Albert shook his head. "Twenty-five dollars?" he suggested jokingly.

"Twenty-five dollars! It's over twenty-five HUNDRED dollars. It's twenty-eight hundred and forty-three dollars and sixty-five cents, that's what it is. Think of it! Almost three thousand dollars! And Zelotes prophesied that 'twouldn't be more than--"

Her husband held up his hand. "Sh-sh! Sh-sh, Mother," he said. "Don't get started on what I prophesied or we won't be through till doomsday.

I'll give in right off that I'm the worst prophet since the feller that h'isted the 'Fair and Dry' signal the day afore Noah's flood begun. You see," he explained, turning to Albert, "your grandma figgered out that you'd probably clear about half a million on that book of poetry, Al. I cal'lated 'twan't likely to be much more'n a couple of hundred thousand, so--"

"Why, Zelotes Snow! You said--"

"Yes, yes. So I did, Mother, so I did. You was right and I was wrong.

Twenty-eight hundred ain't exactly a million, Al, but it's a darn sight more than I ever cal'lated you'd make from that book. Or 'most anybody else ever made from any book, fur's that goes," he added, with a shake of the head. "I declare, I--I don't understand it yet. And a poetry book, too! Who in time BUYS 'em all? Eh?"

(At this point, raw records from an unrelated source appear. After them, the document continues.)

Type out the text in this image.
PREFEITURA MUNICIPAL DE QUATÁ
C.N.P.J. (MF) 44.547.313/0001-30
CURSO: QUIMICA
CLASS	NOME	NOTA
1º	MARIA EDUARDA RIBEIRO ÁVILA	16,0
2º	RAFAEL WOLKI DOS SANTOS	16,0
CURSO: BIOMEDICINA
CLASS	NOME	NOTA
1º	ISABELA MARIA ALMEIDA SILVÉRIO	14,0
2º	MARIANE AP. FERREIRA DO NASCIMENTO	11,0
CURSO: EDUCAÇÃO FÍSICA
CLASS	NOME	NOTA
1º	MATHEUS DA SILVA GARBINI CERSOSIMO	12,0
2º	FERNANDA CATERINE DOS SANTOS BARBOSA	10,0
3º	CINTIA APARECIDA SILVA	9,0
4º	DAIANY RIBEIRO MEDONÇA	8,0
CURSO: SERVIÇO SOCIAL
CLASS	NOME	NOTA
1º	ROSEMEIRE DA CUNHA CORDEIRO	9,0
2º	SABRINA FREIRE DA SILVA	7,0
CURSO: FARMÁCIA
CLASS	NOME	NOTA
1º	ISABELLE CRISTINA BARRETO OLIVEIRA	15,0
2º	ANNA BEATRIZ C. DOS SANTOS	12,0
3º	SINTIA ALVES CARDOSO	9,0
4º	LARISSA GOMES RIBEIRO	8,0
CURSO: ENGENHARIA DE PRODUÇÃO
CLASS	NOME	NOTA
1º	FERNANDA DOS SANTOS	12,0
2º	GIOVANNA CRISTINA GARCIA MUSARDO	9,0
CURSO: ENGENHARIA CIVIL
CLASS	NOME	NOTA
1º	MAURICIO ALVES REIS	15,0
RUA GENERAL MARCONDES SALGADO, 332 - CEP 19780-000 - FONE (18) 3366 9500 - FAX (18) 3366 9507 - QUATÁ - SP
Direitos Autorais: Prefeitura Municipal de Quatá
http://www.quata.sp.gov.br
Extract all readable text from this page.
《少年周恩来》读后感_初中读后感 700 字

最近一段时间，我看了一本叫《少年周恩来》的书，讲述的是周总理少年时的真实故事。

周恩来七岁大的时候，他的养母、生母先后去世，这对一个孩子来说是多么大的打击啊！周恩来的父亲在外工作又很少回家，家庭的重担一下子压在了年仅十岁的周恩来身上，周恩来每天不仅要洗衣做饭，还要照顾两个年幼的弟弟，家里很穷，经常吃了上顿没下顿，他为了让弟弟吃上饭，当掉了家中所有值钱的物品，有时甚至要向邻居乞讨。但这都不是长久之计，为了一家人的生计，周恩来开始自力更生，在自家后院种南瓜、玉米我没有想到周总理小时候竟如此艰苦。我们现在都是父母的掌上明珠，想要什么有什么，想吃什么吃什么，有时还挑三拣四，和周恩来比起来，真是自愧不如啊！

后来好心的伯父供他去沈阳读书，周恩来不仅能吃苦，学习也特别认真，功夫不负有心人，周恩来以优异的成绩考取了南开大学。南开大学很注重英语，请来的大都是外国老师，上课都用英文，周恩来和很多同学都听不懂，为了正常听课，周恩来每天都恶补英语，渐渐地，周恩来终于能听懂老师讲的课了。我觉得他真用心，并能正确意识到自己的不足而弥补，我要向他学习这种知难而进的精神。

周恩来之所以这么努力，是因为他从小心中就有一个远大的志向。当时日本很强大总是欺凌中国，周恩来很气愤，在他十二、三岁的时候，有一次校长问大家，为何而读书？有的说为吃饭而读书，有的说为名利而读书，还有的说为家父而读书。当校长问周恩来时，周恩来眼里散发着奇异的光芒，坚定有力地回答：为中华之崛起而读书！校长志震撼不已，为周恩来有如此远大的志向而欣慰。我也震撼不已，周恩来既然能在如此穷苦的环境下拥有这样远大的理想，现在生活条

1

Albert was looking at the check and the royalty statement.

"So this is why I couldn't get any satisfaction from the publisher," he observed. "I wrote him two or three times about my royalties, and he put me off each time. I began to think there weren't any."

Captain Zelotes smiled. "That's your grandma's doin's," he observed.

"The check came to us a good while ago, when we thought you was--was--well, when we thought--"

"Yes. Surely, I understand," put in Albert, to help him out.

"Yes. That's when 'twas. And Mother, she was so proud of it, because you'd earned it, Al, that she kept it and kept it, showin' it to all hands and--and so on. And then when we found out you wasn't--that you'd be home some time or other--why, then she wouldn't let me put it in the bank for you because she wanted to give it to you herself. That's what she said was the reason. I presume likely the real one was that she wanted to flap it in my face every time she crowed over my bad prophesyin', which was about three times a day and four on Sundays."

"Zelotes Snow, the idea!"

"All right, Mother, all right. Anyhow, she got me to write your publisher man and ask him not to give you any satisfaction about those royalties, so's she could be the fust one to paralyze you with 'em.

And," with a frank outburst, "if you ain't paralyzed, Al, I own up that _I_ am. Three thousand poetry profits beats me. _I_ don't understand it."

His wife sniffed. "Of course you don't," she declared. "But Albert does.

And so do I, only I think it ought to have been ever and ever so much more. Don't you, yourself, Albert?"

The author of The Lances of Dawn was still looking at the statement of its earnings.

"Approximately eighteen thousand sold at fifteen cents royalty," he observed. "Humph! Well, I'll be hanged!"